Tuesday, January 5, 2010

The Lovely Bones by Alice Sebold

The first chapter begins with these words "My name was Salmon, like the fish; first name, Susie. I was fourteen when I was murdered on December 6, 1973." So it continues. It is the story (fiction) of Susie Salmon, her family, friends, and other sundry characters, including that of her murderer, as seen through her eyes from her place in the beyond. She watches as her family deteriorates under the stress while the murderer goes uncaught, as those she had known react in different ways to her gruesome death. Beyond this I will say no more. I have already been told by one of the readers that this book is on their list too and I will not spoil it for them.

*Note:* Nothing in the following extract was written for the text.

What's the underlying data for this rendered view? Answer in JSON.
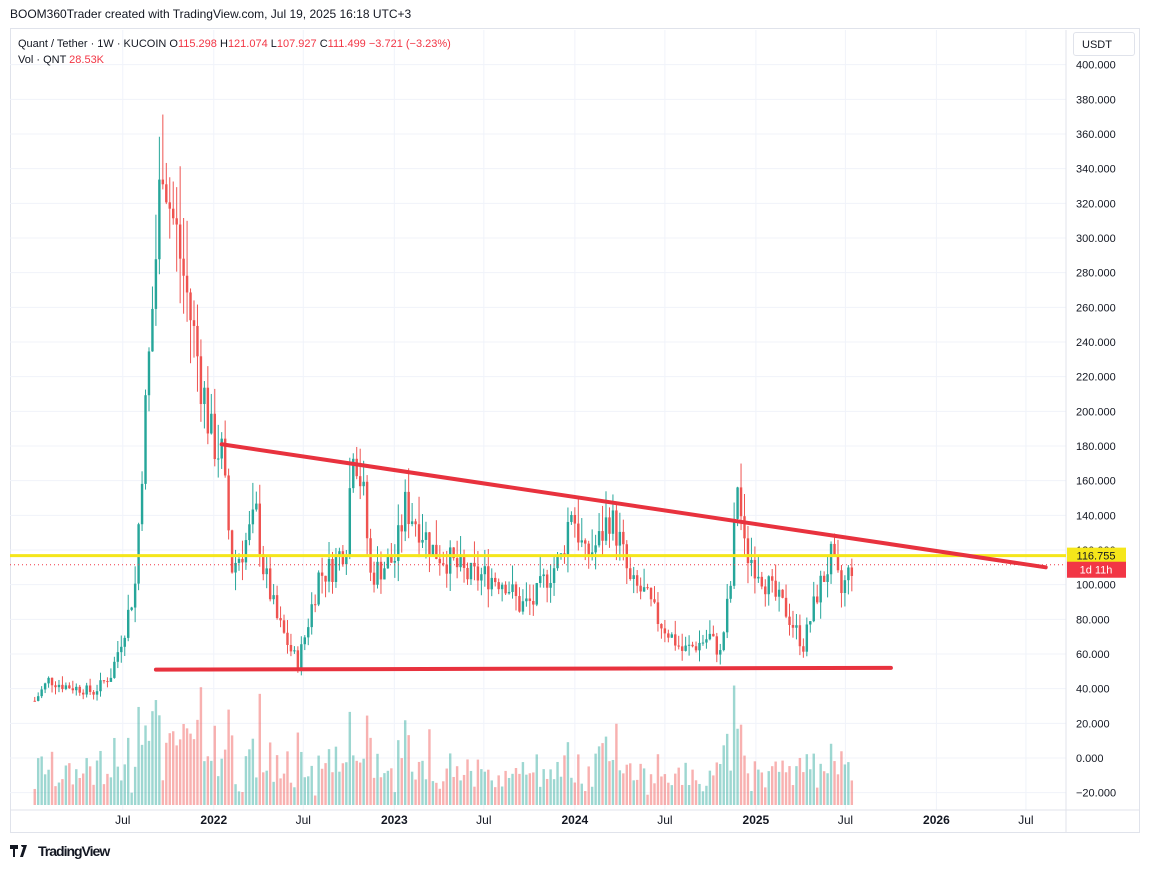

I found the book interesting for its insights into the grief process as it happened in the family, but generally I found the book disturbing on several different levels. It seemed obvious that the author had unresolved issues of some kind and that this story was her attempt at catharsis. After reading the book, in an attempt to understand better where she could be coming from, I read her story, and the source of the demons that haunt the book seemed to become quite clear. I am not, in any way, trying to minimize or trivialize the author's pain. What happened to her was outrageous and I pray that she will one day find peace.

All things considered, I wish I hadn't read this book. Once images are in one's mind, they cannot be removed and my overall feeling when finished was deep sadness. I was surprised to learn that this was considered a book for young adults. Beyond the suggestion that young people can get into trouble by their lack of worldly experience, I felt the book was inappropriate in the way it handled other moral issues.